Hybrid Architectures: What’s Actually Winning in Production
Pure Mamba has one real weakness: retrieval. A fixed-size hidden state can lose specific facts buried in long documents. If you ask “what did paragraph 47 say exactly?”, a compressed state may not have retained it.
The solution the industry landed on: interleave Mamba layers with Transformer attention layers. Mamba handles cheap long-range context. Attention handles precise retrieval. You get the best of both.

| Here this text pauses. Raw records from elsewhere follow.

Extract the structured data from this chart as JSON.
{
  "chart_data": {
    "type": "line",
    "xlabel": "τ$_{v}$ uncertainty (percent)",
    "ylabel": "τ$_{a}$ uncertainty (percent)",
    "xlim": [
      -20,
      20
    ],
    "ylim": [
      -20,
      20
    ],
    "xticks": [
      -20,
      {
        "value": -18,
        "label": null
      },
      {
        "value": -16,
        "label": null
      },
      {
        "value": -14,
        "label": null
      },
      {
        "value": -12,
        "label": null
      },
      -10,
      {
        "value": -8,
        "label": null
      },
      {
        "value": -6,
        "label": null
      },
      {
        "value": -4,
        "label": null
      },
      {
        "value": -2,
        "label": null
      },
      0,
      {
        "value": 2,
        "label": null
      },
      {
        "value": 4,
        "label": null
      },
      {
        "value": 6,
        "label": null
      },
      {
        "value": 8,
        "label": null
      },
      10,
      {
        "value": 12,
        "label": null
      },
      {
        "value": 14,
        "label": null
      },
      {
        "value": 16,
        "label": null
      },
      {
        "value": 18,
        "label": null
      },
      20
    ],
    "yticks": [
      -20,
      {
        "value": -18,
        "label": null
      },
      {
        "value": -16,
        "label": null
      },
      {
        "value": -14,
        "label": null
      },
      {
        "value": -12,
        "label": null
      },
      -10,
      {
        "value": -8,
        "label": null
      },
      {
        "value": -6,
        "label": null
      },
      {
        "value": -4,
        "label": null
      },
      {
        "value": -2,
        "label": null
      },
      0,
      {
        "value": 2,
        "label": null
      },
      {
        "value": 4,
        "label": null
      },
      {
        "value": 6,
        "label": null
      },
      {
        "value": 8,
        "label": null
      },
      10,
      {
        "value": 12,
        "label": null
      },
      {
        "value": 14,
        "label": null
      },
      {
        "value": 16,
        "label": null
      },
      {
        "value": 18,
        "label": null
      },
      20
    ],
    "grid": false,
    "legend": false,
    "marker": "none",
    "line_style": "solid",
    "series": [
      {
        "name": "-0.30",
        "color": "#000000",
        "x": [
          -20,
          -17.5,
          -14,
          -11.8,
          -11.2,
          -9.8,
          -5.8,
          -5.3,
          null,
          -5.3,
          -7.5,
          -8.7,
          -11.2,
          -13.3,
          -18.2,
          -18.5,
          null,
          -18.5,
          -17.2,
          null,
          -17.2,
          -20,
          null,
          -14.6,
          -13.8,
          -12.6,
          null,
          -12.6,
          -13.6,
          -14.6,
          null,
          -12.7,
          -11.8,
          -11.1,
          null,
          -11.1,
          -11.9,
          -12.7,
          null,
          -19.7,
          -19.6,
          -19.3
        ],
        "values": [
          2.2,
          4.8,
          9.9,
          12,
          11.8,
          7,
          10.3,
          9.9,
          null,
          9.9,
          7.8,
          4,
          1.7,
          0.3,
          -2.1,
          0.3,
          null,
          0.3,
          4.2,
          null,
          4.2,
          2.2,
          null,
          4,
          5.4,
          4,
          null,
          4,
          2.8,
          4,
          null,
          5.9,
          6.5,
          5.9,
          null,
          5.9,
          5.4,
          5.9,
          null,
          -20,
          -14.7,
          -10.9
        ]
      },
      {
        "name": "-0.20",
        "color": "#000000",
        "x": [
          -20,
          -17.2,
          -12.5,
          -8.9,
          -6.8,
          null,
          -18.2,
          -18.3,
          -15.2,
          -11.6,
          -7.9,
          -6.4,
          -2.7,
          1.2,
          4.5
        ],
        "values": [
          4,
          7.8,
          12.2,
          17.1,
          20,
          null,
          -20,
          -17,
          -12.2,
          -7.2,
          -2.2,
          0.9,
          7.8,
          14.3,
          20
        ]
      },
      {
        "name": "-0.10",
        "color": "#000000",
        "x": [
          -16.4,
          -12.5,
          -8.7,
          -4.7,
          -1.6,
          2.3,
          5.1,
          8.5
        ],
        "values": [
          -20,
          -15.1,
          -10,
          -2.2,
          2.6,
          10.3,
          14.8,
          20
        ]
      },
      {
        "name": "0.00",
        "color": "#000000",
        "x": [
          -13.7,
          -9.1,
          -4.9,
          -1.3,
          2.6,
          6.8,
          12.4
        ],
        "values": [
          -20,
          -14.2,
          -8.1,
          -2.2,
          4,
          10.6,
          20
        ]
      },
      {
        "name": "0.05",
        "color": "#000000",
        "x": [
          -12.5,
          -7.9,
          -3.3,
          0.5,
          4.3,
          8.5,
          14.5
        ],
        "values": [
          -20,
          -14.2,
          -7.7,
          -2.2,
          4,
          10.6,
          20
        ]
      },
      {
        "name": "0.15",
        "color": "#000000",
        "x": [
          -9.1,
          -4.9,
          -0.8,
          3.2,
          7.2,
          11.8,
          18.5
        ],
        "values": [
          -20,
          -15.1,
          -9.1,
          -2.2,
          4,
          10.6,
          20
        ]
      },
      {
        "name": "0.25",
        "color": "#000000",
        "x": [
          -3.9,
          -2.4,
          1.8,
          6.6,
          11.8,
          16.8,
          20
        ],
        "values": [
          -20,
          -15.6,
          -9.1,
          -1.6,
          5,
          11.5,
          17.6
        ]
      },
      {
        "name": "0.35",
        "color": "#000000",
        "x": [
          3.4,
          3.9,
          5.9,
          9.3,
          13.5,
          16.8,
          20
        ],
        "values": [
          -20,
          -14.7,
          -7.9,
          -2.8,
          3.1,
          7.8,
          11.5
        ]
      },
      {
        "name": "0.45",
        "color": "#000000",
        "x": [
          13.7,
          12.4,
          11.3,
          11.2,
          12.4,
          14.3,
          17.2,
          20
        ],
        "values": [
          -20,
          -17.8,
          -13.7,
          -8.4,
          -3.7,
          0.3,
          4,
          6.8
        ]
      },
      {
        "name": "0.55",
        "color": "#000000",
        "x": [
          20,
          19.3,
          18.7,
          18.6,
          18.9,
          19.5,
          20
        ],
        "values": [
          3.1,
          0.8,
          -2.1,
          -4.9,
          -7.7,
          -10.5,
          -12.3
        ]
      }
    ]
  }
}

Two production examples worth knowing:
- NVIDIA Nemotron 3 Super (120B params): Mamba-Transformer hybrid with a 1M token context window
- IBM Granite 4.0: Hybrid architecture explicitly motivated by reducing serving cost
These aren’t research experiments. They’re production models built by teams that ran the cost math and made a choice.
Where This Lands
Mamba isn’t replacing Transformers. It’s being absorbed into them. The sequential scan that started in control theory for autopilots has been parallelized, scaled, and hybridized until it fits inside the same training infrastructure as attention.
The decoder-only insight — that understanding and generation are the same operation — holds. The attention bottleneck at long sequences is real. And the practical answer in 2025 is hybrid: linear scaling where you can afford approximation, precise attention where you can’t.
If you’re building systems that handle long documents, long conversations, or long code files, understanding this stack isn’t academic — it’s the difference between a system that scales and one that hits a wall at 100K tokens.